Sejak Rabu (13/08) subuh tadi, warga dari berbagai wilayah mulai memadati kawasan Alun-alun Pati.
Beberapa kali terdengar teriakan dari kelompok warga itu, "Bupati Pati Sudewo harus lengser" yang diikuti seruan bersama.
Sekitar pukul 11.00 WIB, ketegangan kecil terjadi antara warga dan aparat kepolisian di sekitar alun-alun.
Sejumlah barang, seperti botol minuman, tiang bendera, hingga sendal, terlihat dilempar dari arah pengunjuk rasa ke arah polisi.

Sumber gambar, Kamal

Sumber gambar, ANTARA FOTO
Warga kecewa karena Bupati Pati Sudewo maupun perwakilan dari pemerintah kabupaten tidak kunjung menemui mereka.
Kekesalahan massa kian tak terbendung. Mereka akhirnya secara perlahan masuk dan mendobrak gerbang kantor Bupati.
Aparat merespons situasi itu dengan menyemprotkan meriam air ke arah warga.
Baca juga:
Puncaknya, sekitar pukul 12.00 WIB, polisi melepaskan tembakan gas air mata ke kerumunan warga. Mereka lantas berhamburan untuk menghindari gas tersebut.
Akibat dari tindakan kepolisian itu, sejumlah warga, di antaranya perempuan dan anak-anak, dilarikan ke rumah sakit.
Korban luka dalam unjuk rasa dilaporkan mencapai 33 orang. Seluruhnya kini dirawat di RSUD RAA Soewondo, kata Direktur RSUD, Rini Susilowati.
Menurut Rini, seluruh korban mengalami luka ringan dan kondisinya stabil.

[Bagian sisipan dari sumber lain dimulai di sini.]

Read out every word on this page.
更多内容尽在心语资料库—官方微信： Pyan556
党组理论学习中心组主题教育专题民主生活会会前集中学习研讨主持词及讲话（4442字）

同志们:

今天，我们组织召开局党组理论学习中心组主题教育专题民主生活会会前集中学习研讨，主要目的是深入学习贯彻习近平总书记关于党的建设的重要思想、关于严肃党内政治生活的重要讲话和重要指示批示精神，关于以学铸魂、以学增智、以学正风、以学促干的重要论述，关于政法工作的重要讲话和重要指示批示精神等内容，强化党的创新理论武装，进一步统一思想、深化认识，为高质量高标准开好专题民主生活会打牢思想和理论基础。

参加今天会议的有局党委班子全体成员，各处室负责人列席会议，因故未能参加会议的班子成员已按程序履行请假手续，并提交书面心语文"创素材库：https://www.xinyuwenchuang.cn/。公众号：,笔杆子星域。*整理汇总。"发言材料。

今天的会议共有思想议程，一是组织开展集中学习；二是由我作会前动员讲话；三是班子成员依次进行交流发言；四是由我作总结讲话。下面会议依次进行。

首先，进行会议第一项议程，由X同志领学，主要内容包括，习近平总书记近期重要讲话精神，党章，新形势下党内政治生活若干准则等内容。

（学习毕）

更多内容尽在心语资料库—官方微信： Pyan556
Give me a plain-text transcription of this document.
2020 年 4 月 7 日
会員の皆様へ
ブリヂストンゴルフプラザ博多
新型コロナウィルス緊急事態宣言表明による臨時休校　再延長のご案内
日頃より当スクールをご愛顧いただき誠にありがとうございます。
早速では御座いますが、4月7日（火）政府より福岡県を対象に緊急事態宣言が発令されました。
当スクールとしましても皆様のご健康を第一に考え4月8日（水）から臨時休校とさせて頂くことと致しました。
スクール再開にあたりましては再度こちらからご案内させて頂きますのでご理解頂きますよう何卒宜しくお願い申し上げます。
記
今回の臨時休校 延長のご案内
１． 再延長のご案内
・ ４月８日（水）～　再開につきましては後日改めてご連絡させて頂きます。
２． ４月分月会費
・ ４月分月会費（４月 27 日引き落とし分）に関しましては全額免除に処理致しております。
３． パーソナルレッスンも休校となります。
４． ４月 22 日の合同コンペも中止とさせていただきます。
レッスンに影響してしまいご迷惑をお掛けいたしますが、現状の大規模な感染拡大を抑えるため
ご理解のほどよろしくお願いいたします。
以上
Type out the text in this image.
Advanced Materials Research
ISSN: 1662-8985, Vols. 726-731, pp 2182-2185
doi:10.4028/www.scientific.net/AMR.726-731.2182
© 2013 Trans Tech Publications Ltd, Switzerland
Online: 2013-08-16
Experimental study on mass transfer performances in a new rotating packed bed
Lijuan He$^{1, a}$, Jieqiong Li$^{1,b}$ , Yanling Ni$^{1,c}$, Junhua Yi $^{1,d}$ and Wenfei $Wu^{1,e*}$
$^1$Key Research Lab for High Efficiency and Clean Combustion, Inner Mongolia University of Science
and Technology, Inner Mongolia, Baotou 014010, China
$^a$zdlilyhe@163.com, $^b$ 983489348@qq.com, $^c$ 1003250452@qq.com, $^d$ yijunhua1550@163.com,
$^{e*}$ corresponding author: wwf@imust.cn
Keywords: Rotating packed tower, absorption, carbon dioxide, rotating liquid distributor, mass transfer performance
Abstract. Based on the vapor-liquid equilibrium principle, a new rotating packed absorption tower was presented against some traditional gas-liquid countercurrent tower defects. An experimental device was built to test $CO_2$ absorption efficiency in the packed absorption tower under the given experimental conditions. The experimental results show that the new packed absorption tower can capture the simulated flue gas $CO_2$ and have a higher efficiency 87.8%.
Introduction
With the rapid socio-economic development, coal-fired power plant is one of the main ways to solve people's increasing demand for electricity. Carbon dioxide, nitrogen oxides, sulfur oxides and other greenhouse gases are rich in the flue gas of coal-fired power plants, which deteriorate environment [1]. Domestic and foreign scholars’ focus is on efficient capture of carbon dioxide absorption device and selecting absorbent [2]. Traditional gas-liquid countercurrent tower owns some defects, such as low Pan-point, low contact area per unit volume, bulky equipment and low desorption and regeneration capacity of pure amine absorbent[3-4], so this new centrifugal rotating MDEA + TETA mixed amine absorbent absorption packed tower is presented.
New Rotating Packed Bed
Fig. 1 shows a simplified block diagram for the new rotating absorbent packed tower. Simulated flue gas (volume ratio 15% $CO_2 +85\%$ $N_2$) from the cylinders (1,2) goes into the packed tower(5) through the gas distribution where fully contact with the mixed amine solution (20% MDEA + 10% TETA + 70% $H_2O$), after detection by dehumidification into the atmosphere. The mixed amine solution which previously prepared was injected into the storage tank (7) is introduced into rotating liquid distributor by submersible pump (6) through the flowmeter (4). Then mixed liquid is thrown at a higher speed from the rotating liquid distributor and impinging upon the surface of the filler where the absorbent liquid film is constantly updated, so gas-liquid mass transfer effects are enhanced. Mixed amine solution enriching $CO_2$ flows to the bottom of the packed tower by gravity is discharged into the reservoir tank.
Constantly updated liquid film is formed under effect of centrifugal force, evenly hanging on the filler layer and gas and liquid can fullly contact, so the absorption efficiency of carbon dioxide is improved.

Kartini, warga yang terkena gas air mata, bilang bahwa matanya perih dan dia mengalami sesak napas.
"Tolong, Pak polisi, jangan pakai gas air mata, mata ini sakit, napas sesak, ya Allah, sesak sekali," kata Kartini.
"Saya sampai nangis, padahal kena sedikit, gimana kalau banyak?" ucap Kartini, yang matanya terlihat memerah.
Perempuan 56 tahun ini berkata telah mendengar "banyak sekali" tembakan gas air mata. Dia meminta polisi menghentikan tembakan itu karena "banyak anak dan perempuan" di tengah kerumuman pengunjuk rasa.

Sumber gambar, Kamal
Warga Pati lainnya, Ario Adisaputra, datang bersama beberapa rekannya dengan menumpang truk.
Mengenakan topi caping dan kacamata, pemuda 24 tahun ini mendukung penggulingan Bupati Sudewo dari jabatannya.
"Sudewo harus lengser karena tidak mengayomi masyarakat sama sekali. Kami tidak perlu dipimpin orang pekok," ucapnya.
Retno, penjual roti dari Pati, juga menuntut Bupati Sadewo mundur.
"Sadewo harus lengser karena dia sombong sekali, semena-mena dengan rakyat kecil."

Sumber gambar, ANTARA FOTO
Perempuan 57 tahun ini mengatakan, meskipun keputusan kenaikan Pajak Bumi dan Bangunan Perdesaan dan Perkotaan (PBB-P2) sebesar 250% telah dibatalkan, tapi baginya, Sudewo sudah terlanjur menyakiti hati rakyat.
Dia juga menilai Sudewo mengingkari janji saat kampanye dulu yang berpihak pada rakyat.
"Kami dibohongi, tidak sesuai dengan janji kampanye," ujarnya.
"Saya datang ke sini, murni dari hati, tidak ditunggangi siapa pun. Saya kan tetap di sini, sampai selesai," kata Retno.
Adapun inisiator aksi unjuk rasa, Ahmad Husein, mengatakan pihaknya akan menunggu di depan kantor bupati hingga Sudewo menyatakan mundur.
Tuntutan itu, klaimnya, tidak akan berubah dan akan terus berlanjut sampai hari-hari esok.
"Kalau hari ini tidak lengser, besok lagi, lanjut terus demo."
"Pokoknya kami akan tunggu dan mendesak Sudewo menemui masyarakat. Mau dilengserkan masyarakat atau turun sendiri?" ungkap Husein.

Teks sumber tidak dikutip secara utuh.